The group's chief financial officer Greg Clarke says cuts have already been made.

GREG CLARKE: We have been exiting or winding back some businesses where the funding requirements,
the funding costs, have increased and don't make the activity as competitive as it was before. In
total, at this point, we expect those initiatives to reduce the funding requirements by
$15-billion.

PETER RYAN: Like other Australian banks, Macquarie Group has access to the Federal Government's
deposit guarantee.

While Macquarie remains well capitalised exceeding regulatory requirements, Greg Clarke says the
guarantee will be used to bolster confidence.
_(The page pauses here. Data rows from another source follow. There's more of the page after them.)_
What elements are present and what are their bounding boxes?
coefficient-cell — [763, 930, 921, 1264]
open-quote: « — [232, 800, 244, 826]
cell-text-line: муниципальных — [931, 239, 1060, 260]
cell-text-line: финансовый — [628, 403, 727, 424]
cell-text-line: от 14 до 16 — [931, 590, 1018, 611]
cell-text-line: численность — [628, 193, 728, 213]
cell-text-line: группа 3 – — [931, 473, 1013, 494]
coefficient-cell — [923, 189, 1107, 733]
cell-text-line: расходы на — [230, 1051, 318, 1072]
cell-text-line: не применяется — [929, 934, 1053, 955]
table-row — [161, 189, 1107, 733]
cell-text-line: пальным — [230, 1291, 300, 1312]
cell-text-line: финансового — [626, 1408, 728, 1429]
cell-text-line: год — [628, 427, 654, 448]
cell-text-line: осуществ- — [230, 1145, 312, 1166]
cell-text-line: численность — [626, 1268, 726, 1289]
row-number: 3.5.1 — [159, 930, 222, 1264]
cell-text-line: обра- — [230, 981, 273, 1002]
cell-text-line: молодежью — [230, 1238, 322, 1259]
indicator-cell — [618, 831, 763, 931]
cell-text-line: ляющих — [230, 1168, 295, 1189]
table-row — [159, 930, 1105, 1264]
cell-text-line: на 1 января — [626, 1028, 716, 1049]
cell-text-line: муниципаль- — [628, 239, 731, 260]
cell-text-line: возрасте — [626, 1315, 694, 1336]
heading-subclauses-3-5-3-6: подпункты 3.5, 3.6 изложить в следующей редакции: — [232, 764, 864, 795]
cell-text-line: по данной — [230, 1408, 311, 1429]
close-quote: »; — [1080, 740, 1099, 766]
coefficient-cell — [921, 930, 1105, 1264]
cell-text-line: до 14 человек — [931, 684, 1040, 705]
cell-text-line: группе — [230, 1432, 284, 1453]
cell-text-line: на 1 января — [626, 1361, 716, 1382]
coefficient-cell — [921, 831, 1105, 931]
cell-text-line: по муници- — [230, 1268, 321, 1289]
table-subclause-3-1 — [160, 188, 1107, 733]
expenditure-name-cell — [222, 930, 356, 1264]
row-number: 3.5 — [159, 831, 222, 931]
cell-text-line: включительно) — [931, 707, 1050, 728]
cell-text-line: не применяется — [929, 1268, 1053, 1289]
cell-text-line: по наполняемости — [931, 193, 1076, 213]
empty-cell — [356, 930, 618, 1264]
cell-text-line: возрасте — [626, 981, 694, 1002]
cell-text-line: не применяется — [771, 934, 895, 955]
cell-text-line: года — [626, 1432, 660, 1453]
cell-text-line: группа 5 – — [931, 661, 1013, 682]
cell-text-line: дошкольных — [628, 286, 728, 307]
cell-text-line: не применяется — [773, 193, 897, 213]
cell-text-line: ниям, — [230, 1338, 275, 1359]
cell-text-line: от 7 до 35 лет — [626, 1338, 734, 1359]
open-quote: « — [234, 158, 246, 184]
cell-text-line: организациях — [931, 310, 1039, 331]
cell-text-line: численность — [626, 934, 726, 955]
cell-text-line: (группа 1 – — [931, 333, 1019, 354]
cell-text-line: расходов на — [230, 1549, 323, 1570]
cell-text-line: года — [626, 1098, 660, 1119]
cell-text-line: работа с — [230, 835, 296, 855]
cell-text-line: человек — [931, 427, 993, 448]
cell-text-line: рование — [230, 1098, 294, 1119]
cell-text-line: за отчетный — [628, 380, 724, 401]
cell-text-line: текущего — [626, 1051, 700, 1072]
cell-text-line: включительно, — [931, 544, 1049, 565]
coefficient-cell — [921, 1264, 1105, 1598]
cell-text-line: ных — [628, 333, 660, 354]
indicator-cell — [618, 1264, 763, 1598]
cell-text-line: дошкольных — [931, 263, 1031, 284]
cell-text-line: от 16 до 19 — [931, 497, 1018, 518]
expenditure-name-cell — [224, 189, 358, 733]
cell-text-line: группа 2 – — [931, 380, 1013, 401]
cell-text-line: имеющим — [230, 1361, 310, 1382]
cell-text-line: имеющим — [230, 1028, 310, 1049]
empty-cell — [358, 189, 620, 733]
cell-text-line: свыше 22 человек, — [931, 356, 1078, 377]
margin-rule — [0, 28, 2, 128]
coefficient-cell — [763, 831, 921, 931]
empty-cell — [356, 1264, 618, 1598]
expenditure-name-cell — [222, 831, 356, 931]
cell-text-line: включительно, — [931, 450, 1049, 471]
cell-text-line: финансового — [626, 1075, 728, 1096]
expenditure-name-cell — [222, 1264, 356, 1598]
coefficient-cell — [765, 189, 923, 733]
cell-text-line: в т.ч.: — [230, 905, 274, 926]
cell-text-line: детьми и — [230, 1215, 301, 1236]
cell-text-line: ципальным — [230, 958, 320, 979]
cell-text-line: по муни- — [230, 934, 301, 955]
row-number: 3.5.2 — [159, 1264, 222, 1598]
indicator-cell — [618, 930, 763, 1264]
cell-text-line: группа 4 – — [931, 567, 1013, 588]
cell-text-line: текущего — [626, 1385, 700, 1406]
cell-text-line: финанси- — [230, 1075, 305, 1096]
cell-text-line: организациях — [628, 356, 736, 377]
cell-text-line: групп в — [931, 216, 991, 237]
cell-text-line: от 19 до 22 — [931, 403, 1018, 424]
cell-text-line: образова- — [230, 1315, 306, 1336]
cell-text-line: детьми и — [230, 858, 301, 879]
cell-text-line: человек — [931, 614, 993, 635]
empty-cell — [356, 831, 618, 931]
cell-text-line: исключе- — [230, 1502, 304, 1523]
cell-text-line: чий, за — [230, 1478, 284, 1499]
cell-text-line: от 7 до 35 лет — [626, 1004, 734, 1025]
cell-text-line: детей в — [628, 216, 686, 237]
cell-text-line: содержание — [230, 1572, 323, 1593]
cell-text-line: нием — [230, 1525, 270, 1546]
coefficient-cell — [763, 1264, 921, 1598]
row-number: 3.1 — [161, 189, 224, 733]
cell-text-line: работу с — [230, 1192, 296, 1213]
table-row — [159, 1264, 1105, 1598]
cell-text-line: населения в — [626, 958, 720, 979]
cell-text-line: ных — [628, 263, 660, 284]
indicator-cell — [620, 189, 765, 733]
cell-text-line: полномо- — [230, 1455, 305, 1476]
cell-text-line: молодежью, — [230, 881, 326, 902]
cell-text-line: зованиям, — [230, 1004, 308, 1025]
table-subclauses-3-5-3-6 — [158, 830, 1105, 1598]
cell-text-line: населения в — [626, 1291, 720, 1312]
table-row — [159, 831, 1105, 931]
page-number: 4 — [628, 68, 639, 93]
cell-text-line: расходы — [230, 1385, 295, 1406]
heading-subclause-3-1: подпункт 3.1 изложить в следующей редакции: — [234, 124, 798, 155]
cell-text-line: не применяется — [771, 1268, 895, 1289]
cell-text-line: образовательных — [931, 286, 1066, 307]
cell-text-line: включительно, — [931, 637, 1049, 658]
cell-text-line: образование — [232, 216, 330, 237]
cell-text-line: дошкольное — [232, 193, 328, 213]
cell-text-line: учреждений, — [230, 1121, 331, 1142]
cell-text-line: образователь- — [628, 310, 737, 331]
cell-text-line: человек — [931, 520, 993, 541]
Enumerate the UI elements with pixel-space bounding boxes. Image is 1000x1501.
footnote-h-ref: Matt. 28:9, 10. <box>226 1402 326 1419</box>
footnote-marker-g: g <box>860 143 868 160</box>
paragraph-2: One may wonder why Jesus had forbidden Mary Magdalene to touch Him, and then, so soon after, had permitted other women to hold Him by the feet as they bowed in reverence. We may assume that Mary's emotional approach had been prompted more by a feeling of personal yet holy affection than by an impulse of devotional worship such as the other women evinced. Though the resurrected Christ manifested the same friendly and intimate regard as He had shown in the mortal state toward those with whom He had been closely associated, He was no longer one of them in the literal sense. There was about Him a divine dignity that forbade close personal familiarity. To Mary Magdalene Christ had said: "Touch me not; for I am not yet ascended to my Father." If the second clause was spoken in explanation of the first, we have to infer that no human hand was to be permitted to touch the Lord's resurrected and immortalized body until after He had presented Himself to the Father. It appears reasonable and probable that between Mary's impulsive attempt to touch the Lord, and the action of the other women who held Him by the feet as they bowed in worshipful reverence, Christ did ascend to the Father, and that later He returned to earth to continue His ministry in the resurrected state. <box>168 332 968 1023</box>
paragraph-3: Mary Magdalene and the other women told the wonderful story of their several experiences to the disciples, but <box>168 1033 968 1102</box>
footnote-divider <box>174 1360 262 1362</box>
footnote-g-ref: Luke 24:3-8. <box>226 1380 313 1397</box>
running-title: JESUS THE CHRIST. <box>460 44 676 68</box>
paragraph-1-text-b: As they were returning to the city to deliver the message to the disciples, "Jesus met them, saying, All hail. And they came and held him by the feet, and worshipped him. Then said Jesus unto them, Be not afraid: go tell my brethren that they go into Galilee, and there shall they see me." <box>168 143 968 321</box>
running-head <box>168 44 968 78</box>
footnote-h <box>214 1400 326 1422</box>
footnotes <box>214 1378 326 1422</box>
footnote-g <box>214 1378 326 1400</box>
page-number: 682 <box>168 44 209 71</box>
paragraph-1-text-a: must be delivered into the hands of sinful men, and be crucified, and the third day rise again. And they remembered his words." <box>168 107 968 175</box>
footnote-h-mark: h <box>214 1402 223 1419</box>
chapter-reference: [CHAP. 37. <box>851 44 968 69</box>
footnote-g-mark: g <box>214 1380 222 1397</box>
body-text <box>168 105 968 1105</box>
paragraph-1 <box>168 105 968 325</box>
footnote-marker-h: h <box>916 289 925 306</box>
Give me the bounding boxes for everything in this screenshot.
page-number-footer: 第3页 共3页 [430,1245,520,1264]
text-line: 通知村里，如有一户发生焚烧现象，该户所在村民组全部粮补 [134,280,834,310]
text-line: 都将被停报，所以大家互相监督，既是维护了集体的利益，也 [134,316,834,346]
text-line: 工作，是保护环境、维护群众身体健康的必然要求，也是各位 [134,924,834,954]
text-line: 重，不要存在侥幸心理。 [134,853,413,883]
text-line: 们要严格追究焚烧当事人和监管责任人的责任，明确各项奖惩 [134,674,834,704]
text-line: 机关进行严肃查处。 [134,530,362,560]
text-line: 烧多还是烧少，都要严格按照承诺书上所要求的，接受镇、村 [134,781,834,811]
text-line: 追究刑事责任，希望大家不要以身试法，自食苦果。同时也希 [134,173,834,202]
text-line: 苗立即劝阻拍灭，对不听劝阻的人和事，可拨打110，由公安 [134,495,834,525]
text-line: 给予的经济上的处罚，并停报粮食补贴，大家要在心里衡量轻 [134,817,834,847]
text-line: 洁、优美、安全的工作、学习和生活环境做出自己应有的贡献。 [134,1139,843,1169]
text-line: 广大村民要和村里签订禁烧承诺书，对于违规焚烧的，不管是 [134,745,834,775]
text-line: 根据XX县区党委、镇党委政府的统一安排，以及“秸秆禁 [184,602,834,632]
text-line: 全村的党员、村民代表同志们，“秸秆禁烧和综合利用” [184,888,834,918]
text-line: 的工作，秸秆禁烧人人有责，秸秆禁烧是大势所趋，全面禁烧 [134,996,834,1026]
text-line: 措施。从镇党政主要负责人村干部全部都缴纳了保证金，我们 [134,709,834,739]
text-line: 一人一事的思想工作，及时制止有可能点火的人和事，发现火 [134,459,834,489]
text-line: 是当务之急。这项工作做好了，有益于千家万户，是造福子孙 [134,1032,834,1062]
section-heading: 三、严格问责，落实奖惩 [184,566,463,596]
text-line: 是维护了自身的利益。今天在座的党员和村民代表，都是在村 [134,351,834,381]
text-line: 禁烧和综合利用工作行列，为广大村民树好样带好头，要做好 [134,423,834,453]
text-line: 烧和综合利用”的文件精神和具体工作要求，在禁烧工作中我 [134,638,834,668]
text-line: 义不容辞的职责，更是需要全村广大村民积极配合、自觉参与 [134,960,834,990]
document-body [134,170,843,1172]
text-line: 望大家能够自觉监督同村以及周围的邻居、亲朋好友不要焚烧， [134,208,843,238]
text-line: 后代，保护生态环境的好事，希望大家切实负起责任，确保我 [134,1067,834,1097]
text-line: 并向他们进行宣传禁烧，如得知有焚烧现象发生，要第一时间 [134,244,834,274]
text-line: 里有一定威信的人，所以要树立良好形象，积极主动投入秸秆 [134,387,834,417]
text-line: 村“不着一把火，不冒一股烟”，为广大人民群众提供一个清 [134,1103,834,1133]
GREG CLARKE: We will be issuing or guaranteeing our deposits, seeking the Government guarantee
deposits greater than a million dollars to make life very simple for the retail market. In terms of
wholesale, we will at some point probably use the Government guarantee as well but we'll also issue
non-guaranteed products and this will all be dependent on market circumstances.

And what you can probably going to appreciate from the funding position is that we have no
short-term needs whatsoever to do any issuing. So there I think there will be a lot of other
issuers go before us.

PETER RYAN: Compared to other global investment giants, Macquarie is less exposed to the impact of
the crisis, despite its portfolio of airports, toll roads and utilities.

And unlike Citigroup and other competitors, Macquarie is yet to flag job losses. And the group's
system of awarding mega bonuses to high achievers remains, despite a looming atmosphere of greater
global regulation and a review of the balance between risk and reward.

ELEANOR HALL: Business editor Peter Ryan.